Carlos begins to see vague shapes moving in the darkness around him, and feel the close proximity of an animal to his left side (the left side, in Castaneda’s world, is the province of ever-watchful and patient death.) He is subject to a profound anxiety of a kind he has never experienced before: “My fear seemed to be a bodily sensation that had nothing to do with my thoughts. I found that condition very unusual. In the course of my life, my fears had always been mounted on an intellectual matrix and had been engendered by threatening social situations, or by people behaving towards me in dangerous ways. This time, however, my fear was a true novelty. It came from an unknown part of the world and hit me in an unknown part of my self”. Don Juan begins to call out to him, sensing that he is in danger, but Carlos is temporality mesmerized by a strange apparition in the darkness: “a sudden rustling sound to my left made me turn around in time to notice a black object, blacker than the surroundings, rolling or sliding by my side. I heard a clicking sound, as if someone were smacking his lips, and then a very large dark mass lurched out of the darker area. It was square, like a door, perhaps eight to ten feet high.”

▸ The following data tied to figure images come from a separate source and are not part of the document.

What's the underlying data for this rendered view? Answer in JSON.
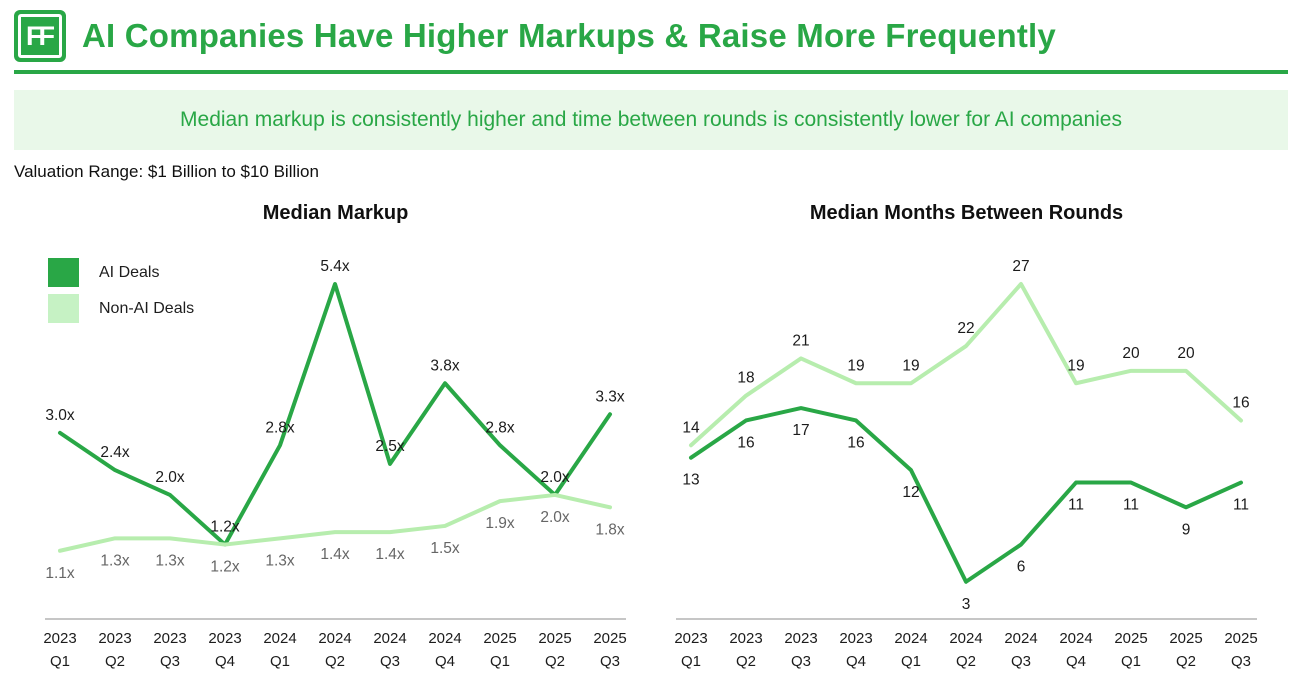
{
  "header": {
    "logo_text": "FF",
    "title": "AI Companies Have Higher Markups & Raise More Frequently"
  },
  "banner": {
    "text": "Median markup is consistently higher and time between rounds is consistently lower for AI companies"
  },
  "subtitle": {
    "text": "Valuation Range: $1 Billion to $10 Billion"
  },
  "legend": {
    "items": [
      {
        "label": "AI Deals",
        "color": "#29a746"
      },
      {
        "label": "Non-AI Deals",
        "color": "#c6f2c4"
      }
    ]
  },
  "colors": {
    "accent_green": "#29a746",
    "light_green_line": "#b7edae",
    "banner_background": "#e9f8e9",
    "axis_line": "#8c8c8c",
    "ai_label_color": "#1b1b1b",
    "non_ai_label_color_left": "#666666"
  },
  "chart_data": [
    {
      "type": "line",
      "title": "Median Markup",
      "categories": [
        "2023 Q1",
        "2023 Q2",
        "2023 Q3",
        "2023 Q4",
        "2024 Q1",
        "2024 Q2",
        "2024 Q3",
        "2024 Q4",
        "2025 Q1",
        "2025 Q2",
        "2025 Q3"
      ],
      "series": [
        {
          "name": "AI Deals",
          "color": "#29a746",
          "label_color": "#1b1b1b",
          "values": [
            3.0,
            2.4,
            2.0,
            1.2,
            2.8,
            5.4,
            2.5,
            3.8,
            2.8,
            2.0,
            3.3
          ],
          "labels": [
            "3.0x",
            "2.4x",
            "2.0x",
            "1.2x",
            "2.8x",
            "5.4x",
            "2.5x",
            "3.8x",
            "2.8x",
            "2.0x",
            "3.3x"
          ]
        },
        {
          "name": "Non-AI Deals",
          "color": "#b7edae",
          "label_color": "#666666",
          "values": [
            1.1,
            1.3,
            1.3,
            1.2,
            1.3,
            1.4,
            1.4,
            1.5,
            1.9,
            2.0,
            1.8
          ],
          "labels": [
            "1.1x",
            "1.3x",
            "1.3x",
            "1.2x",
            "1.3x",
            "1.4x",
            "1.4x",
            "1.5x",
            "1.9x",
            "2.0x",
            "1.8x"
          ]
        }
      ],
      "ylim": [
        0,
        6
      ],
      "grid": false,
      "legend_position": "top-left"
    },
    {
      "type": "line",
      "title": "Median Months Between Rounds",
      "categories": [
        "2023 Q1",
        "2023 Q2",
        "2023 Q3",
        "2023 Q4",
        "2024 Q1",
        "2024 Q2",
        "2024 Q3",
        "2024 Q4",
        "2025 Q1",
        "2025 Q2",
        "2025 Q3"
      ],
      "series": [
        {
          "name": "AI Deals",
          "color": "#29a746",
          "label_color": "#1b1b1b",
          "values": [
            13,
            16,
            17,
            16,
            12,
            3,
            6,
            11,
            11,
            9,
            11
          ],
          "labels": [
            "13",
            "16",
            "17",
            "16",
            "12",
            "3",
            "6",
            "11",
            "11",
            "9",
            "11"
          ]
        },
        {
          "name": "Non-AI Deals",
          "color": "#b7edae",
          "label_color": "#1b1b1b",
          "values": [
            14,
            18,
            21,
            19,
            19,
            22,
            27,
            19,
            20,
            20,
            16
          ],
          "labels": [
            "14",
            "18",
            "21",
            "19",
            "19",
            "22",
            "27",
            "19",
            "20",
            "20",
            "16"
          ]
        }
      ],
      "ylim": [
        0,
        30
      ],
      "grid": false,
      "legend_position": "none"
    }
  ]
}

Carlos feels a strange attraction/repulsion towards the dark door: “My reactions were, as far as I was concerned, another total novelty. Some part of myself seemed to pull me towards the dark area with an eerie insistence, while another part of me resisted. It was as if I wanted to find out for sure on the one hand, and on the other I wanted to run hysterically out of there.” Eventually, don Juan’s insistent cries succeed in drawing him away from the danger. Don Juan’s later description of the entities is a classic example of Castaneda’s supreme ability to evoke a haunting sense of our co-existing at all times with an unseen world:
“You stumbled on some entities which are in the world, and which act on people. You know nothing about them because you have never encountered them. Perhaps it would be more proper to call them entities of the mountain; they don’t really belong to the night. I call them entities of the night because one can perceive them in the darkness with greater ease. They are here, around us at all times. In daylight, however, it is more difficult to perceive them, simply because the world is familiar to us, and that which is familiar takes precedence. In the darkness, on the other hand, everything is equally strange, and very few things take precedence, so we are more susceptible to those entities at night.”
Of course, the owl occupies a malefic or sinister role in various indigenous mythologies and folk traditions. Its cry is often equivalent to that of the Celtic banshee, acting as the harbinger of an imminent death. Nevertheless, the similarity of this particular episode from Journey to Ixtlan to the mythology of Twin Peaks – where the owls act as the emissaries of evil nocturnal spirits like Bob which act on people – is striking enough to constitute a strange intersection along the byways of an imaginary country. Did Castaneda inadvertently discover an entrance to the Black Lodge, or was the whole episode another flight of his tricksterish literary imagination? The reader knows as well as I. Just be careful if you ever hear that hoot out late on a moonless night.
All quotations from Journey to Ixtlan: The Lessons of Don Juan, by Carlos Castaneda, Penguin Books Edition.